Quelques protestations ouvrières fin juillet

10 08 2010

Quelques informations sur des protestations ouvrières fin juillet en Iran tirées de Iran Labor Report :

Shahroud : Le 25 juillet, environ 100 ouvriers, conducteurs et employés de bureau de la compagnie Namavaran de construction de construction de route sont descendus dans la rue pour protester contre le non-paiement des salaires depuis neuf mois. Une protestation précédentes aux portes de la compagnie avait eu lieu quelques jours auparavant pendant deux heures, et les ouvriers avaient alors reçu la promesse qu’ils recevraient leurs salaires dans les quatre jours, ce qui avait mis fin à la protestation. Lors du rassemblement du 25 juillet, la direction a promis de délivrer des chèques correspondant à deux mois de salaire le 3 août. La société Namaravan participe à la construction de l’autoroute de 130 kilomètres entre les villes de Shahroud (Province de Semnan) et la ville de Sabzevar (Khorasan).
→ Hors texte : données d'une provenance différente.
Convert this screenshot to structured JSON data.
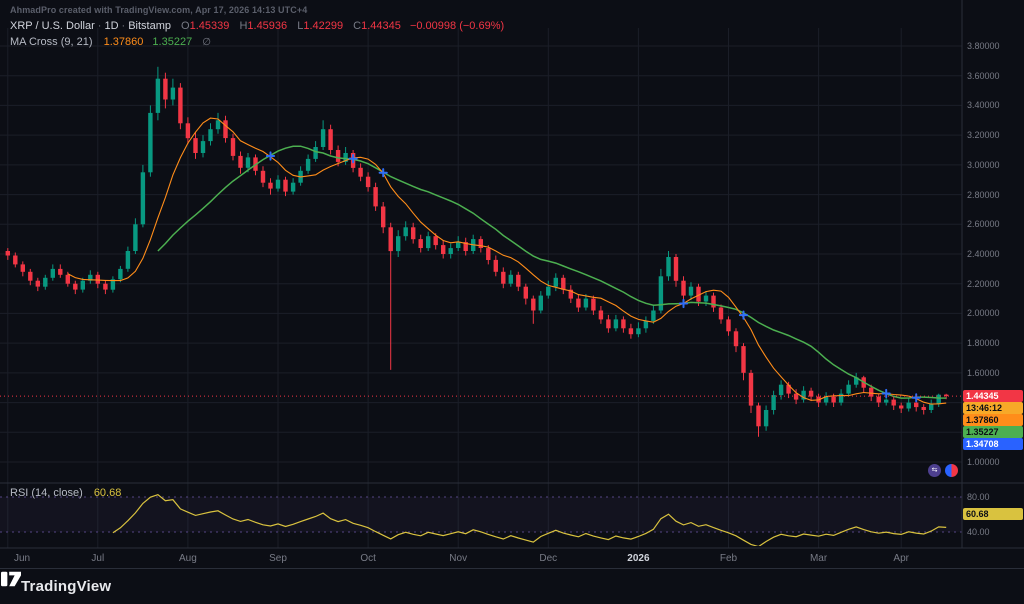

Qazvin : Le 24 juillet, environ 350 travailleurs du textile de l’entreprise Farnakh se sont rassemblés aux portes de l’usine de la cité industrielle Alborz à Qazvin. Les travailleurs ont protesté pour n’avoir pas reçu cinq mois de salaires impayés et deux mois de primes et d’allocations à l’occasion du nouvel an iranien. Un travailleur qui protestait a dit à ILNA (Agence Iranienne de Nouvelles Ouvrières) que « nos rassemblements ont à chaque fois été réprimés sous prétexte de rébellion et de subversion. Nous ne demandons pourtant rien d’autre que nos droits et notre dû ».

Qom : Le 25 juillet, les opérateurs téléphoniques de la ville de Qom ont coupé les lignes de 16 heures à 21 heures et ont cessé le travail lors d’une deuxième journée consécutive de protestation. Selon ILNA, un des travailleurs, qui souhaite rester anonyme, a déclaré : « depuis le 23 juillet, un nouvel employeur qui a signé un nouveau contrat avec les autorités de Qom a déclaré que le service d’opérateur téléphonique fonctionnerait avec 35 employés et les dirigeants ont accepté les termes du contrat ». Selon ce travailleur, la moitié des opérateurs, qui ont plus de dix ans d’ancienneté dans ce service, devraient alors être licenciés. Après les deux jours de protestation, la direction dit maintenant que 50 des opérateurs sur 70 conserveraient leurs emplois. Selon un autre travailleur, « le nouvel employeur a déclaré que ceux qui ne seraient pas licenciés devraient travailler 12 heures par jour, c’est ainsi qu’ils essayent de forcer des travailleurs qui ont dû mal à supporter le stress pendant huit heures de faire quatre heures supplémentaires chaque jour ». Un autre travailleur indique : « Pas un seul des 70 opérateurs ne doit partir, déjà que ce nombre n’est pas suffisant pour répondre à la demande. A cause de la présence des bureau et des grands Ayatollahs dans la ville, ce ne sont pas seulement les gens de Qom mais aussi d’autres villes qui nous contactent. »

Kermanshah : Un groupe d’opérateurs de la Compagnie de Télécommunication de Kermanshah ont protesté le 22 juillet. Les travailleurs protestent contre les baisses de salaires. Ils se sont d’abord rassemblés devant le bureau de la compagnie tôt le matin puis devant la maison du gouverneur. Un des travailleur a déclaré à ILNA : « aucun d’entre nous n’a la sécurité de l’emploi, et pour on ne sait quelle raison, nos salaires et nos heures supplémentaires sont baissés et ils nous ont dit que nos salaires seraient baissés de moitié, et que celui qui le veut peut rester et celui qui refuse la baisse de salaire est libre de partir ». Le travailleur ajoute : « Lors de la dernière année iranienne, plus de 140 employés de la compagnie sont partis et cette année on ne nous dit pas de partir mais les pressions sont de plus en plus en fortes pour que nous soyons forcés de partir et de perdre tous nos droits et notre ancienneté. (…) Il y a des travailleurs qui ont entre 10 et 15 ans d’ancienneté dans la compagnie et ont traversé toutes les difficultés, maintenant ils sont mariés et ont des enfants. Comment peuvent-ils vivre avec 120 à 150 $ par mois ? ». Une employée a déclaré : « Nous sommes une centaine à travailler comme opérateurs et nous devons faire avec toutes les pressions du travail et l’épuisement psychologique, sans recevoir le paiement d’heures supplémentaires et le reste. ce n’est pas juste d’avoir nos salaires divisés par deux après dix ans de travail. Ils nous disent que c’est comme ça et que nous sommes libres de partir… C’est la pire insulte de la compagnie envers les travailleurs ».